Facebook’s Tom Occhino unveils React Native

Web apps and mobile apps don’t just look different, they have to be coded differently, too. However, a new open source framework from Facebook could make those two sets of code a little more similar to one another.

On Thursday, Facebook announced that it had open sourced React Native, a framework that allows developers to use its in-house JavaScript framework, React.js, for mobile development. Developers typically consider Web development to be more flexible than the walled garden world of mobile. This announcement could bring some of that desktop ease to the mobile world as developers prepare apps for simultaneously release on iOS and Android.

“What we really want is the user experience of the native mobile platforms, combined with the developer experience we have when building with React on the Web,” wrote Facebook software developer Tom Occhino. “With a bit of work, we can make it so the exact same React that’s on GitHub can power truly native mobile applications.”

See also: Can We Please Stop Fighting The Native vs. Web App Wars?

Whatever simplification React Native might bring to mobile development, Occhino doesn’t want developers to get the wrong idea—they’ll still have to write two sets of code. One will be in React.js for their website; another will be in React Native for mobile applications.

The goal isn’t to change that, Occhino said at the React.js 2015 conference this February—just to make it easier for developers to learn one framework and apply their knowledge everywhere.

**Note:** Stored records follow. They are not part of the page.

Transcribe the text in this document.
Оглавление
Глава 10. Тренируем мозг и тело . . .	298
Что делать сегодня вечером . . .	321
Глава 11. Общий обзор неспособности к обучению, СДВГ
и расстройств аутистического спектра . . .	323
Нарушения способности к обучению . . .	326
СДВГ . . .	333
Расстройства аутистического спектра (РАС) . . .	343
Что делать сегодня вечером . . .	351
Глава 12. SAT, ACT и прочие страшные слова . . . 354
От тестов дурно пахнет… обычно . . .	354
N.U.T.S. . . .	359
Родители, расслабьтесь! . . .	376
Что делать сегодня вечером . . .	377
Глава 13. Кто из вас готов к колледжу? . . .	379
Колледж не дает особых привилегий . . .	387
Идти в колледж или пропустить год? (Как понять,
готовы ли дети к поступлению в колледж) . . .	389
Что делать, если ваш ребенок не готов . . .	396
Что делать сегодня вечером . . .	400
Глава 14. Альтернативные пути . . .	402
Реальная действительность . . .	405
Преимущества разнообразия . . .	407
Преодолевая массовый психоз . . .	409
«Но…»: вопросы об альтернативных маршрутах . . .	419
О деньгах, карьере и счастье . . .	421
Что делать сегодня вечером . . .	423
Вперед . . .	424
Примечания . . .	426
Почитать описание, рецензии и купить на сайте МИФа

“We’re not chasing the write-once, run-anywhere pipe dream,” Occhino said at the conference. “Instead, what we want to do is chase the learn-once, write-anywhere paradigm.”

React was designed for Facebook’s express purposes, and entered a crowded web full of frameworks with similar sounding names, like Angular.js, Backbone.js, and Node.js. But the framework has carved out a niche for itself. Major companies like Yahoo, Mozilla, Reddit, and Airbnb have said they use React.